Conclusions

Before speculating on the likely future of the technique, it is helpful to consider the type of information that dielectric analysis may yield in very general terms. Dielectric analysis is a technique involving the physical, rather than chemical, characterisation of samples. There are exceptions to this statement, but in general one does not use dielectric studies in order to identify the chemical nature of an unknown sample. Instead, the technique may yield information on the arrangement of components within that material. The examples given in the text have indicated that the technique may yield information on both the physical structure of a sample on a macroscopic level, but may also yield information on a molecular basis.
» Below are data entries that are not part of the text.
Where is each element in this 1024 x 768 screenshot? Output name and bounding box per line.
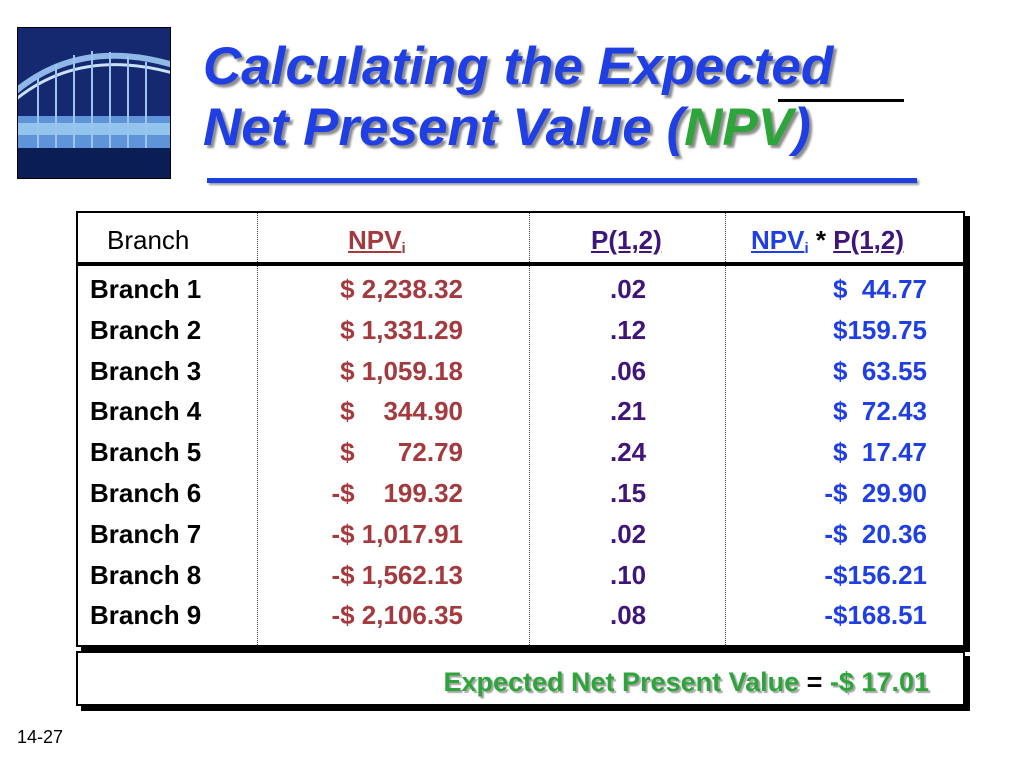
table-row: Branch 2 $ 1,331.29 .12 $159.75 <box>78 315 963 356</box>
row-branch: Branch 3 <box>90 355 202 386</box>
row-probability: .08 <box>610 600 647 631</box>
table-row: Branch 3 $ 1,059.18 .06 $ 63.55 <box>78 356 963 397</box>
expected-npv-result: Expected Net Present Value = -$ 17.01 <box>443 667 929 698</box>
table-row: Branch 7 -$ 1,017.91 .02 -$ 20.36 <box>78 519 963 560</box>
row-product: -$ 29.90 <box>824 477 927 508</box>
header-branch: Branch <box>107 225 190 255</box>
title-underline <box>207 178 917 183</box>
row-branch: Branch 5 <box>90 437 202 468</box>
row-branch: Branch 4 <box>90 396 202 427</box>
header-product: NPVi * P(1,2) <box>751 225 904 257</box>
header-product-operator: * <box>808 225 834 255</box>
table-body: Branch 1 $ 2,238.32 .02 $ 44.77 Branch 2 $ 1,… <box>76 264 965 647</box>
expected-npv-value: -$ 17.01 <box>829 667 929 697</box>
row-npv: -$ 1,017.91 <box>331 518 463 549</box>
header-product-subscript: i <box>804 240 809 257</box>
header-npv: NPVi <box>348 225 406 257</box>
expected-npv-equals: = <box>799 667 830 697</box>
row-product: -$168.51 <box>824 600 927 631</box>
slide-title: Calculating the Expected Net Present Val… <box>203 36 983 158</box>
title-line-2: Net Present Value (NPV) <box>203 97 983 158</box>
row-probability: .12 <box>610 314 647 345</box>
title-line-2-suffix: ) <box>793 98 811 157</box>
row-probability: .21 <box>610 396 647 427</box>
row-probability: .10 <box>610 559 647 590</box>
expected-npv-label: Expected Net Present Value <box>443 667 800 697</box>
row-branch: Branch 2 <box>90 314 202 345</box>
row-product: -$ 20.36 <box>824 518 927 549</box>
row-npv: -$ 2,106.35 <box>331 600 463 631</box>
column-divider <box>725 213 726 262</box>
table-row: Branch 4 $ 344.90 .21 $ 72.43 <box>78 396 963 437</box>
table-row: Branch 6 -$ 199.32 .15 -$ 29.90 <box>78 478 963 519</box>
row-probability: .24 <box>610 437 647 468</box>
row-branch: Branch 7 <box>90 518 202 549</box>
bridge-photo-icon <box>17 27 171 179</box>
table-header: Branch NPVi P(1,2) NPVi * P(1,2) <box>76 211 965 264</box>
title-line-1: Calculating the Expected <box>203 37 834 96</box>
row-npv: $ 72.79 <box>340 437 463 468</box>
row-product: $ 72.43 <box>833 396 927 427</box>
row-branch: Branch 8 <box>90 559 202 590</box>
header-product-npv: NPVi <box>751 225 809 257</box>
header-npv-subscript: i <box>401 240 406 257</box>
row-npv: $ 1,059.18 <box>340 355 463 386</box>
row-product: -$156.21 <box>824 559 927 590</box>
row-probability: .15 <box>610 477 647 508</box>
header-product-prob: P(1,2) <box>833 225 905 255</box>
row-branch: Branch 9 <box>90 600 202 631</box>
table-row: Branch 9 -$ 2,106.35 .08 -$168.51 <box>78 600 963 641</box>
table-row: Branch 1 $ 2,238.32 .02 $ 44.77 <box>78 274 963 315</box>
header-npv-label: NPV <box>348 225 402 255</box>
column-divider <box>529 266 530 645</box>
row-npv: $ 1,331.29 <box>340 314 463 345</box>
row-product: $ 63.55 <box>833 355 927 386</box>
row-npv: -$ 199.32 <box>331 477 463 508</box>
title-line-2-prefix: Net Present Value ( <box>203 98 685 157</box>
row-probability: .06 <box>610 355 647 386</box>
header-probability: P(1,2) <box>591 225 662 255</box>
column-divider <box>257 266 258 645</box>
row-npv: -$ 1,562.13 <box>331 559 463 590</box>
column-divider <box>529 213 530 262</box>
row-probability: .02 <box>610 274 647 304</box>
header-product-npv-label: NPV <box>751 225 805 255</box>
slide-number: 14-27 <box>17 727 64 747</box>
row-npv: $ 344.90 <box>340 396 463 427</box>
row-product: $159.75 <box>833 314 927 345</box>
row-probability: .02 <box>610 518 647 549</box>
table-footer: Expected Net Present Value = -$ 17.01 <box>76 651 965 706</box>
table-row: Branch 5 $ 72.79 .24 $ 17.47 <box>78 437 963 478</box>
column-divider <box>257 213 258 262</box>
row-npv: $ 2,238.32 <box>340 274 463 304</box>
row-branch: Branch 1 <box>90 274 202 304</box>
title-accent-bar <box>778 99 904 102</box>
row-product: $ 17.47 <box>833 437 927 468</box>
title-npv-highlight: NPV <box>684 98 794 157</box>
row-product: $ 44.77 <box>833 274 927 304</box>
row-branch: Branch 6 <box>90 477 202 508</box>
table-rows: Branch 1 $ 2,238.32 .02 $ 44.77 Branch 2 $ 1,… <box>78 274 963 641</box>
table-row: Branch 8 -$ 1,562.13 .10 -$156.21 <box>78 560 963 601</box>
column-divider <box>725 266 726 645</box>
For example, the response of solids exposed to varying levels of hydration may be monitored in order to gain a general impression of water uptake. At the same time, it is possible to monitor the behaviour of individual side groups on a protein molecule, hence information on a molecular basis may be obtained. This seeming contrast in sensitivities indicates that the type of information gained depends greatly on the nature of the sample under investigation. On the basis of the studies outlined in this text, it is possible to state that for systems containing one or possibly two components (e.g. pure polymers, simple solutions), information may be obtained on a molecular basis. This is not to say that the specific atoms which constitute the sample may be identified, but that the arrangements and mobilities of specific molecular moieties may be usefully studied. This also highlights a further facet of the technique when applied to simple systems, namely that dielectric analysis is of greatest use when the chemical structure of the sample is already largely known.